My hero, Cardinal Richelieu, got some props in last year's One Page Dungeon Codex.
https://www.drivethrurpg.com/product/410915/One-Page-Dungeon-Compendium-2022-Edition?term=one+page+dungeon++compendium
This is an oddball entry. It didn't win any awards, but it actually creates an excellent system agnostic historical
rpg out of a single sheet of paper that's playable over multiple sessions, and it plays pretty well.
It has kind of an uphill-climb in the world of roleplaying, where fantasy is first, science fiction second, and anything historical is in the far off hinterlands. That said, I've played it through with two friends (we crammed it over a three day weekend), and its pretty white knuckled gaming.
It also has the really neat twist of making the Cardinal's Guards into the
PCs, while the King's Musketeers are seen as "brave idiots who will get in your way as often as not."
The backdrop is France in the 17th Century (of course). The kingdom is being invaded by the Holy Roman Empire, Spaniards, English and Dutch. The queen mother has blown the treasury on ball-gowns or whatever, Louis XIII is a kid, and France must use sneaky espionage and political maneuvers (often assassinations, which your
PCs are evidently experts at) to even the score. Without the intervention of the
PCs, the armies of France will eventually grow, but fight a long-slow-losing campaign against the foreign invaders. Treasures don't include magic items (though there is some clever use of the fact that people in this century believe in magic) but mostly of deals and political murders that cause new French armies to pop out of nowhere, loyal(?) friends you can recruit to join you in your adventures, and the use of political pressure/blackmail to provide funds for the cause of La Belle France. There are even optional rules for journeying to America (watch out for pirates and grizzlies!), to gain great wealth, though it can be pretty dangerous to do so, even compared to the battlefields of Western Europe.
Field battles between armies are largely the mechanic that turns the game, though it is not a game of field battles. Their outcomes are handled by a roll of the dice, but the
PCs are expected to effect their outcomes by a series of "battlefield adventures", in which small but critical encounters on the field (rescuing a French marshal, capturing the enemy's colors, delivering a letter for a dying officer, etc.) can sometimes change the odds in favor of the French.

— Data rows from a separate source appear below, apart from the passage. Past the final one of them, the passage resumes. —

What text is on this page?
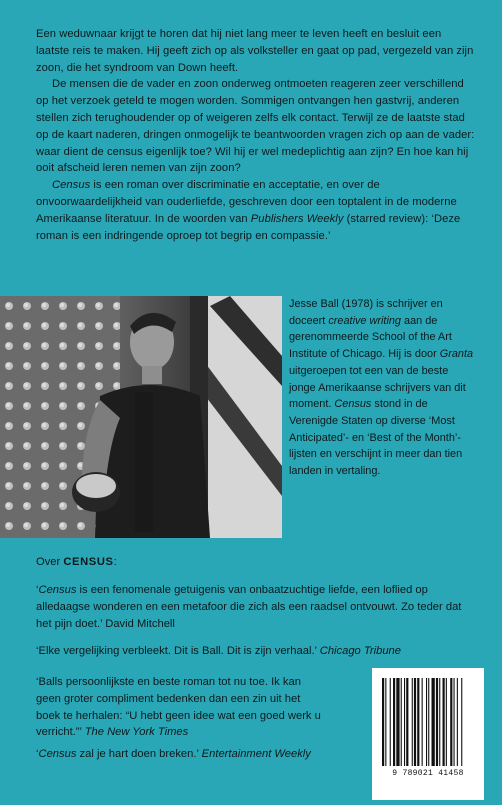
Een weduwnaar krijgt te horen dat hij niet lang meer te leven heeft en besluit een laatste reis te maken. Hij geeft zich op als volksteller en gaat op pad, vergezeld van zijn zoon, die het syndroom van Down heeft.

De mensen die de vader en zoon onderweg ontmoeten reageren zeer verschillend op het verzoek geteld te mogen worden. Sommigen ontvangen hen gastvrij, anderen stellen zich terughoudender op of weigeren zelfs elk contact. Terwijl ze de laatste stad op de kaart naderen, dringen onmogelijk te beantwoorden vragen zich op aan de vader: waar dient de census eigenlijk toe? Wil hij er wel medeplichtig aan zijn? En hoe kan hij ooit afscheid leren nemen van zijn zoon?

Census is een roman over discriminatie en acceptatie, en over de onvoorwaardelijkheid van ouderliefde, geschreven door een toptalent in de moderne Amerikaanse literatuur. In de woorden van Publishers Weekly (starred review): ‘Deze roman is een indringende oproep tot begrip en compassie.’

Jesse Ball (1978) is schrijver en doceert creative writing aan de gerenommeerde School of the Art Institute of Chicago. Hij is door Granta uitgeroepen tot een van de beste jonge Amerikaanse schrijvers van dit moment. Census stond in de Verenigde Staten op diverse ‘Most Anticipated’- en ‘Best of the Month’-lijsten en verschijnt in meer dan tien landen in vertaling.

Over CENSUS:

‘Census is een fenomenale getuigenis van onbaatzuchtige liefde, een loflied op alledaagse wonderen en een metafoor die zich als een raadsel ontvouwt. Zo teder dat het pijn doet.’ David Mitchell

‘Elke vergelijking verbleekt. Dit is Ball. Dit is zijn verhaal.’ Chicago Tribune

‘Balls persoonlijkste en beste roman tot nu toe. Ik kan geen groter compliment bedenken dan een zin uit het boek te herhalen: “U hebt geen idee wat een goed werk u verricht.”’ The New York Times

‘Census zal je hart doen breken.’ Entertainment Weekly

9 789021 41458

There is also a nice story telling mechanic in a system of random plot elements (anything from talking ravens to witch burnings to mysterious suicide notes) that the
PCs discover at random. They have to add them into the ongoing plot. If the
GM thinks they did a good job of this, he rewards them, or punishes them if he thinks they came up with something lame.
The downsides (and these are relatively few) seem to be that the author's knowledge of graphics is limited. The thing looks like a primitive 1980s hexagon and chit wargame, minus the chits (you have to provide your own pieces for the armies of the French and their enemies, he suggests 6mm dice) and that the campaign is
rpg-system agnostic, but that is a function of One Page Dungeon Codex rules. We played it with OSR D&D, and it did just fine. Finally, as is often the case with one page dungeons, the print is agonizingly small.
Btw, you can't kill the Cardinal. HE will occasionally try to kill YOU, of course (reasons of state, dontcha know), but, if you manage to avoid assassination attempts by the Comte
De'Rocheforte and Milady
De'Winter, as the rules say, His Eminence goes on to other concerns.
In all, though, it is a fun romp that lends itself to a lot of historical nerd type jokes, and is well worth a lost weekend.